A new survey by the Resolution Foundation suggests that more than a quarter (28 per cent) of people declaring themselves self-employed in the last five years would prefer to be employees; equivalent to more than 450,000 of the 1.7 million people who have become self-employed in the last five years.
On the day when figures have shown that the overall unemployment rate has fallen to a five-year low, the Ipsos Mori report found that 27 per cent of those recently self-employed had only done so due to the lack of a credible alternative.
The foundation believes the report suggests that, for a growing minority, self-employment was “increasingly less of a choice and more of a fall-back”.
Conor D’Arcy, researcher at the Resolution Foundation, said: “The UK has had impressive employment growth over recent months, a sizeable proportion of which has been driven by an explosion in self-employment.
“That’s why it’s vital we know more about these new self-employed workers.
“Some will see themselves as entrepreneurs and revel in setting up their own business – the clear majority still prefer to be their own boss.
“But a considerable minority appear to be there unwillingly or at least would prefer the security of being an employee given the choice.

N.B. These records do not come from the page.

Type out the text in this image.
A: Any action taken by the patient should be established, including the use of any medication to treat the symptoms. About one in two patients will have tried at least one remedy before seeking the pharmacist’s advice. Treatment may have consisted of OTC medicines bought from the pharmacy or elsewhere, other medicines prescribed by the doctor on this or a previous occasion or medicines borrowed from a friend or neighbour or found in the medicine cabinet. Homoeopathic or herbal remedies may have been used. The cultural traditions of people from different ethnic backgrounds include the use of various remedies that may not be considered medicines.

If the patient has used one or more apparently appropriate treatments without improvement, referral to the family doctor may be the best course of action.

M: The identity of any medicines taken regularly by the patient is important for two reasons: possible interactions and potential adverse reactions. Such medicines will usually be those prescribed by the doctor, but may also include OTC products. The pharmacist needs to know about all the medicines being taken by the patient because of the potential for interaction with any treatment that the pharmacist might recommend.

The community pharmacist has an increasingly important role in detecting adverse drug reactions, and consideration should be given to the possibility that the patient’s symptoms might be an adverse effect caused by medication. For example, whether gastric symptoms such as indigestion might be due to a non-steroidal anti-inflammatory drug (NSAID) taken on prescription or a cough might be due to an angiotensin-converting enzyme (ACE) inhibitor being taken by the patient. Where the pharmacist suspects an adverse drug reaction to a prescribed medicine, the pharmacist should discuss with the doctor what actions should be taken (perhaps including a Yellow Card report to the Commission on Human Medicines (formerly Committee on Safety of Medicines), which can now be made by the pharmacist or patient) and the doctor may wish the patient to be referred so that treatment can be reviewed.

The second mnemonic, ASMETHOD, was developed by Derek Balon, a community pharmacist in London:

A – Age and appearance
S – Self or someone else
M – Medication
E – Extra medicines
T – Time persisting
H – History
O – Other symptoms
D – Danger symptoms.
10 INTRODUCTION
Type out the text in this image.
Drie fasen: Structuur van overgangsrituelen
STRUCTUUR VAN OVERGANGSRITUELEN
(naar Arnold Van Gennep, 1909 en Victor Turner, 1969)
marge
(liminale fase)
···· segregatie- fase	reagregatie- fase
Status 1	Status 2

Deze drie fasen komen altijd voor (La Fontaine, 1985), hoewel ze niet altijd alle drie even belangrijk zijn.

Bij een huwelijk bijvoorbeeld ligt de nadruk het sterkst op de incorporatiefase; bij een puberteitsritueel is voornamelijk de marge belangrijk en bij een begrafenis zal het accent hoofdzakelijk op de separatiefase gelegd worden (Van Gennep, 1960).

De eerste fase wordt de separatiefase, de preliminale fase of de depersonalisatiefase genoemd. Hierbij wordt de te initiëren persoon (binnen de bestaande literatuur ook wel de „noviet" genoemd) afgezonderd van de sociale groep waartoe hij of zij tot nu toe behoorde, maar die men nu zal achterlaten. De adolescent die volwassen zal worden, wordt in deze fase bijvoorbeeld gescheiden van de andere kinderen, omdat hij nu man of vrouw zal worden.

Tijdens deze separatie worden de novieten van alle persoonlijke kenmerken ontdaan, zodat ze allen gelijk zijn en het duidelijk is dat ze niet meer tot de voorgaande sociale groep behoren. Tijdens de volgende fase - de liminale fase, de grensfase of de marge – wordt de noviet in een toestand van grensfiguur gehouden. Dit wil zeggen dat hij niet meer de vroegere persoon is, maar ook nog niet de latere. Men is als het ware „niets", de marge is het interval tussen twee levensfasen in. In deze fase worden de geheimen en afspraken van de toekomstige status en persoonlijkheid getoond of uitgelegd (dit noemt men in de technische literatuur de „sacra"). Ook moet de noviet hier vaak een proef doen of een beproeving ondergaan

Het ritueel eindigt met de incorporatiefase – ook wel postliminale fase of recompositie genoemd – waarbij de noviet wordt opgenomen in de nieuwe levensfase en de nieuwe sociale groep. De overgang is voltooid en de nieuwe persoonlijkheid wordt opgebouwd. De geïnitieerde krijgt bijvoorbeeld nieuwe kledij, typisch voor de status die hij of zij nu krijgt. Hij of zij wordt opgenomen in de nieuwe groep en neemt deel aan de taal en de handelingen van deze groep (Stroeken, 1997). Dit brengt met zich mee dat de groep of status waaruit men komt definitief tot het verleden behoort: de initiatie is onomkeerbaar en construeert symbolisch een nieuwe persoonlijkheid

The new face of self-employment is more likely to be female and looking for an alternative compared with their more established counterparts.”
The research also raised concerns about the challenges facing the newly self-employed in obtaining credit and finding accommodation housing.
One-in-four (24 per cent) of those newly self-employed said they had been blocked from obtaining personal credit or loans due to their self-employed status, while 12 per cent said their self-employment had prevented them getting a tenancy.